Can you try using the polars native Decimal dtype? https://docs.pola.rs/api/python/stable/reference/api/polars.datatypes.Decimal.html#polars.datatypes.Decimal

cosmicBboy avatar Jun 17 '24 22:06 cosmicBboy

@cosmicBboy I used that for the schema (see original snippet) but I can't see a way to use the polars Decimal type when instantiating a DataFrame My understanding was that you're meant to use the python decimal.Decimal type in polars Decimal columns

In fact if I cast a column to polars Decimal, it actually results in a python decimal.Decimal

from decimal import Decimal
import polars as pl

df = pl.DataFrame({'a': [Decimal('1')]})
cast = df.select(pl.col('a').cast(pl.Decimal()))
cast['a'][0]
>> Decimal('1')
type(cast['a'][0])
>> decimal.Decimal

Maybe I've missed a step here though!

benlee1284 avatar Jun 18 '24 10:06 benlee1284

So in pandera, element wise checks use map_elements under the hood: https://docs.pola.rs/api/python/stable/reference/expressions/api/polars.Expr.map_elements.html#polars-expr-map-elements

And it looks like it currently does not support mapping a function over decimal dtype:

(
    pl.LazyFrame({"a": [Decimal(1)]})
    .with_columns(
        pl.col("a").map_elements(lambda x: x)
    ).collect()
)

error:

  File "/Users/nielsbantilan/miniconda3/envs/pandera-dev/lib/python3.11/site-packages/polars/lazyframe/frame.py", line 1817, in collect
    return wrap_df(ldf.collect(callback))
                   ^^^^^^^^^^^^^^^^^^^^^
pyo3_runtime.PanicException: dtype Decimal(None, Some(0)) not supported

You can raise this issue in the polars repo.

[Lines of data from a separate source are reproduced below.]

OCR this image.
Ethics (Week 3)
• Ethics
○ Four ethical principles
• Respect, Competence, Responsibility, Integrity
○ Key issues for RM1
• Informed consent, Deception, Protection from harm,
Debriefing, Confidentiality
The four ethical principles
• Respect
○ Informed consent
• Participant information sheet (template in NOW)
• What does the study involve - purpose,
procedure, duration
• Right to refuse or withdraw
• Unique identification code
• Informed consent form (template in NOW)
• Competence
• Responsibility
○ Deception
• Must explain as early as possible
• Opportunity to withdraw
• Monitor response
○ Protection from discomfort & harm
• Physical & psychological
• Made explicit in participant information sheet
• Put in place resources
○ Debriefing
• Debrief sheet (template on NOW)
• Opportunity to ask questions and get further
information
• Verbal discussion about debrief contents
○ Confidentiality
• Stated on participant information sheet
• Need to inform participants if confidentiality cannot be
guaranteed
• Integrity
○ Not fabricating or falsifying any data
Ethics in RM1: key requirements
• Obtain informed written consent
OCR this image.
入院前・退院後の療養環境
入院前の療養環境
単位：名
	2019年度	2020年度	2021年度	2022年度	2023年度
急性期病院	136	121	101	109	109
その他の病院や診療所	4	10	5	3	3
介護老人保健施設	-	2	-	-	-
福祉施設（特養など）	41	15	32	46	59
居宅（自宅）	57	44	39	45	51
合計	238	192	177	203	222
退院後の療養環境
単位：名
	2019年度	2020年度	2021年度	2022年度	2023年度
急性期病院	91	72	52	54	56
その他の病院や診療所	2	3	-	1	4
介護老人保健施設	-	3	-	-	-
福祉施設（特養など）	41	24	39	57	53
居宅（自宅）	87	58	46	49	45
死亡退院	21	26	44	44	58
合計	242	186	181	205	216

For now, I'd recommend using the vectorized checks that operate on the lazyframe itself: https://pandera.readthedocs.io/en/latest/polars.html#column-level-checks

cosmicBboy avatar Jun 18 '24 13:06 cosmicBboy

Ok cool thank you

So basically you're saying it'll fail for any DataFrame-level checks?

benlee1284 avatar Jun 18 '24 13:06 benlee1284

yeah, it'll fail for any element-wise check that operates on decimal types.

cosmicBboy avatar Jun 22 '24 14:06 cosmicBboy